For a 10MB XML dump, converting to TONL saves 5MB of text and cuts your API bill in half.
Query Capabilites: XPath vs TONL Query
XML gave us XPath, a powerful language for selecting nodes. TONL gives us a native Query API.
| Task | XPath (XML) | TONL Query |
|---|---|---|
| Select ID | /customer/id | customer.id |
| Filter List | //order[total>100] | orders[?(@.total > 100)] |
| Get Attribute | /item/@sku | item.sku |
TONL's query syntax is closer to JavaScript/JSONPath, making it intuitive for modern developers, whereas XPath has a steep learning curve.
Schema Validation: XSD vs TSL
XSD (XML Schema Definition) is notoriously complex.
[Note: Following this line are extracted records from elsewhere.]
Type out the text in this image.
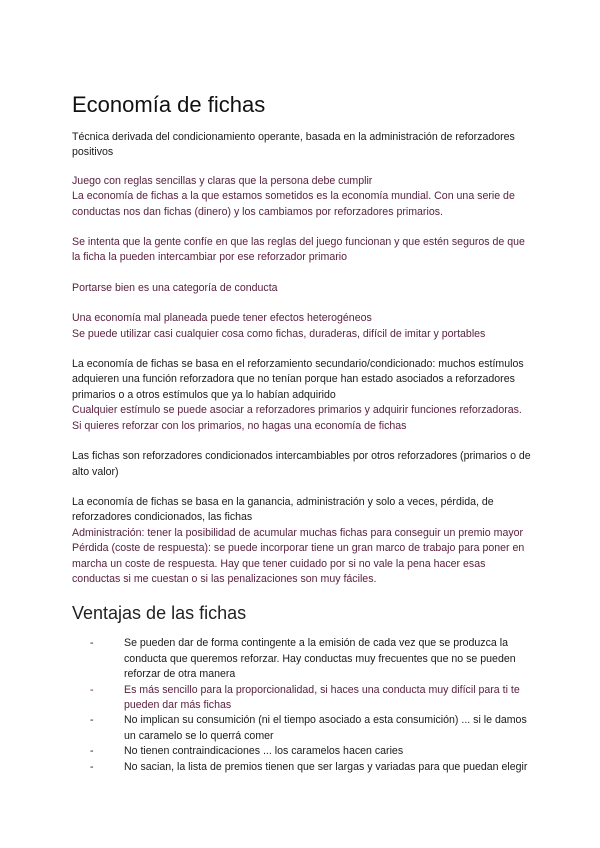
Economía de fichas

Técnica derivada del condicionamiento operante, basada en la administración de reforzadores positivos

Juego con reglas sencillas y claras que la persona debe cumplir

La economía de fichas a la que estamos sometidos es la economía mundial. Con una serie de conductas nos dan fichas (dinero) y los cambiamos por reforzadores primarios.

Se intenta que la gente confíe en que las reglas del juego funcionan y que estén seguros de que la ficha la pueden intercambiar por ese reforzador primario

Portarse bien es una categoría de conducta

Una economía mal planeada puede tener efectos heterogéneos

Se puede utilizar casi cualquier cosa como fichas, duraderas, difícil de imitar y portables

La economía de fichas se basa en el reforzamiento secundario/condicionado: muchos estímulos adquieren una función reforzadora que no tenían porque han estado asociados a reforzadores primarios o a otros estímulos que ya lo habían adquirido

Cualquier estímulo se puede asociar a reforzadores primarios y adquirir funciones reforzadoras. Si quieres reforzar con los primarios, no hagas una economía de fichas

Las fichas son reforzadores condicionados intercambiables por otros reforzadores (primarios o de alto valor)

La economía de fichas se basa en la ganancia, administración y solo a veces, pérdida, de reforzadores condicionados, las fichas

Administración: tener la posibilidad de acumular muchas fichas para conseguir un premio mayor

Pérdida (coste de respuesta): se puede incorporar tiene un gran marco de trabajo para poner en marcha un coste de respuesta. Hay que tener cuidado por si no vale la pena hacer esas conductas si me cuestan o si las penalizaciones son muy fáciles.

Ventajas de las fichas
-	Se pueden dar de forma contingente a la emisión de cada vez que se produzca la conducta que queremos reforzar. Hay conductas muy frecuentes que no se pueden reforzar de otra manera
-	Es más sencillo para la proporcionalidad, si haces una conducta muy difícil para ti te pueden dar más fichas
-	No implican su consumición (ni el tiempo asociado a esta consumición) ... si le damos un caramelo se lo querrá comer
-	No tienen contraindicaciones ... los caramelos hacen caries
-	No sacian, la lista de premios tienen que ser largas y variadas para que puedan elegir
It is XML describing XML.
<xs:element name="age">
<xs:simpleType>
<xs:restriction base="xs:integer">
<xs:minInclusive value="0"/>
<xs:maxInclusive value="120"/>
</xs:restriction>
</xs:simpleType>
</xs:element>It takes 8 lines to say "Age is an integer between 0 and 120."
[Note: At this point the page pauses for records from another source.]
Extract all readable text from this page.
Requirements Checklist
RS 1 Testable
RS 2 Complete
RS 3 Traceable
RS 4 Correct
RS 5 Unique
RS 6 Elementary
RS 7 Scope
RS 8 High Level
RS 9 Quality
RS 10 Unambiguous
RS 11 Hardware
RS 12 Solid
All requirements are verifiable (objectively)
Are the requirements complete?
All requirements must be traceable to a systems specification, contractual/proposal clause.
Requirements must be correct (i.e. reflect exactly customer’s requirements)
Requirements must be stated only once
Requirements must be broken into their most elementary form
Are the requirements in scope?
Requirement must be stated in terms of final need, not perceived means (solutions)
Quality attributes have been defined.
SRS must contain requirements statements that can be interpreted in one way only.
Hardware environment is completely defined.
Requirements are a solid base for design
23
TSL (TONL Schema Language) is human-readable.
age: u8 min:0 max:120One line. This simplicity encourages developers to actually write schemas, rather than skipping them because XSD is too hard.
Security: The XXE Nightmare
XML has a dangerous feature: External Entity Expansion (XXE).
<!DOCTYPE foo [ <!ENTITY xxe SYSTEM "file:///etc/passwd"> ]>
<foo>&xxe;</foo>If a naive XML parser reads this, it will substitute `&xxe;` with the contents of your server's password file. This has been a top OWASP vulnerability for years.
TONL is Secure by Design. It does not support external entity loading or DTDs. You can parse untrusted TONL safely.
Attributes vs Elements vs Props
XML developers always argued: "Should ID be an attribute `<user id="1">` or an element `<user><id>1</id></user>`?"
TONL resolves this ambiguity. Everything is a Field.
user:
id: 1
name: AliceThere is no distinction between "metadata" and "data". This simplifies the mental model for both humans and AI.
Token Economics: The 69% Reduction
The savings when moving from XML to TONL are massive because:
- No Closing Tags: Saves 50% of structure tokens.
- No Brackets: `<` and `>` are gone.
- No Quotes for Numbers: XML often quotes attributes `count="10"`. TONL uses `count: 10`.
| Dataset | XML Tokens | TONL Tokens | Savings |
|---|---|---|---|
| SOAP Envelope | 850 | 280 | 67% |
| E-Commerce Feed | 15,000 | 4,650 | 69% |
Use Cases
When to stick with XML
Legacy Integration.If you are connecting to a bank mainframe, a healthcare system (HL7 v3), or an old SOAP API, you have no choice. The world runs on legacy XML.
When to switch to TONL
Modern Enterprise Data Platform.If you want the strictness of XML (Schemas, Types, Validation) but you are building for the API Economy and AI, TONL is the upgrade.
It gives you the "Peace of Mind" of XML without the "Pain of Parsing."
Conclusion
XML was the right technology for the 2000s, where CPU cycles were cheap and bandwidth was the bottleneck (ironically, XML compression is good).
In the 2020s, Context Window is the bottleneck. Every token you feed an LLM costs money and reduces what else it can remember. TONL respects this constraint.
Retire your angle brackets. Adopt indentation.